Solution

Because this problem explicitly involves forces, conservation of energy alone can't be sufficient to solve this problem. But we've seen from the pendulum example above it is extremely powerful and so we'll use it in addition to Newton's laws.

So how about Newton's laws applied to the ball at the bottom? Well ${\bf F}_{net} ~=~ m{\bf a}$. What's the acceleration? It's not zero because the ball is traveling around in a circle. We know that it points up and has a magnitude of $v^2/R$. What's the net force? The tension points up, but the weight $mg$ goes down so we have

$$T_{bottom} -mg ~=~ mv_b^2/R$$ (1.21)

where $v_b$ is the speed at the bottom.

The tension at the top is similar but we have to realize though that the acceleration and the tension are now both pointing in the opposite directions what what they were on the bottom, so

$$-T_{top} -mg ~=~ -mv_t^2/R$$ (1.22)

where $v_t$ is the speed at the top.

We were asked for the difference between these tensions so adding these equations, we have

$$T_{bottom} - T_{top} -2mg ~=~ m(v_b^2-v_t^2)/R$$ (1.23)

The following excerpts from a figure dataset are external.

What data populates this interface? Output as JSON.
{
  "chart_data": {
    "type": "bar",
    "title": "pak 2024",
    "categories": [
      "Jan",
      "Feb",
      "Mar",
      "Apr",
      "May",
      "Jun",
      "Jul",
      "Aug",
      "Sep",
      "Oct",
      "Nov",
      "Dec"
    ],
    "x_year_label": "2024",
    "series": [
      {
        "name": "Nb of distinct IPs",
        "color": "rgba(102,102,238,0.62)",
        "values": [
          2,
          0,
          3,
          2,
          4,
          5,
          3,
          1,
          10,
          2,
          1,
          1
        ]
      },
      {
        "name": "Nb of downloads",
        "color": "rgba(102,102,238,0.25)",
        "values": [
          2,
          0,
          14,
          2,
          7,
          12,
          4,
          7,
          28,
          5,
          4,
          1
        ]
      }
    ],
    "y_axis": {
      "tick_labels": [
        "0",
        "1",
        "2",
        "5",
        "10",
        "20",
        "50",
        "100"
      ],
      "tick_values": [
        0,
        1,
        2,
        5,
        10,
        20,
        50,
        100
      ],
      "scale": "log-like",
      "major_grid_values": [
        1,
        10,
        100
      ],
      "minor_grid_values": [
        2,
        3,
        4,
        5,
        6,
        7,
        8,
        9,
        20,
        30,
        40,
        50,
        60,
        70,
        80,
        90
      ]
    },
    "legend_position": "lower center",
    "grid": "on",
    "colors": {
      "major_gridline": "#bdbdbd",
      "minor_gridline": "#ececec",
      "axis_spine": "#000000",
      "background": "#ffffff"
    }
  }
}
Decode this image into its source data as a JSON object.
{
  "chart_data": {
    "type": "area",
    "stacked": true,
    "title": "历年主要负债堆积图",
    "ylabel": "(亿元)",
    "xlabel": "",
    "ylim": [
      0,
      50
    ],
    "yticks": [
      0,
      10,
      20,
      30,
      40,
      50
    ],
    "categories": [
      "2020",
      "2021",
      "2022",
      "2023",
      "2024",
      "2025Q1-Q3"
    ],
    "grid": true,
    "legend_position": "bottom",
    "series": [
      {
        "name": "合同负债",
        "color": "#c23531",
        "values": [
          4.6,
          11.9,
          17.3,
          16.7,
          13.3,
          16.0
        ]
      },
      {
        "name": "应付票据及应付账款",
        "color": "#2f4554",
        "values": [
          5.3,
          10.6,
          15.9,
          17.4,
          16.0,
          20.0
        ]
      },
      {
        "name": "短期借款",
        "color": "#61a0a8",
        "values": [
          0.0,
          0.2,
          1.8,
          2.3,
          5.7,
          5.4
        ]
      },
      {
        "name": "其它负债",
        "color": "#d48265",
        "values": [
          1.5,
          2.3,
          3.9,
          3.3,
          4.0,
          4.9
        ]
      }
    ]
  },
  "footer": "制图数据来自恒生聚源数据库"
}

So this is all we'll use of Newton's laws. Now we need to figure out $m(v_b^2-v_t^2)$, which looks awfully closely related to kinetic energy, so now we'll use conservation of energy to figure it out.

Let's define our coordinate system so that $y ~=~ 0$ at the bottom of the circle. Then the energy at the bottom is $K+U ~=~ {1\over 2}mv_b^2$, and the energy at the top is $K+U ~=~ {1\over 2}mv_t^2 +mg2R$. Equating these two energies, we see that

$${1\over 2}m (v_b^2 -v_t^2) ~=~ 2mgR$$ (1.24)

Using this is eq. 1.23 we have

$$T_{bottom} - T_{top} ~=~ 2mg + 4mg ~=~ 6mg$$ (1.25)

which is what we wanted to show.

Again this problem would be possible, but very hard to solve using Newton's laws alone.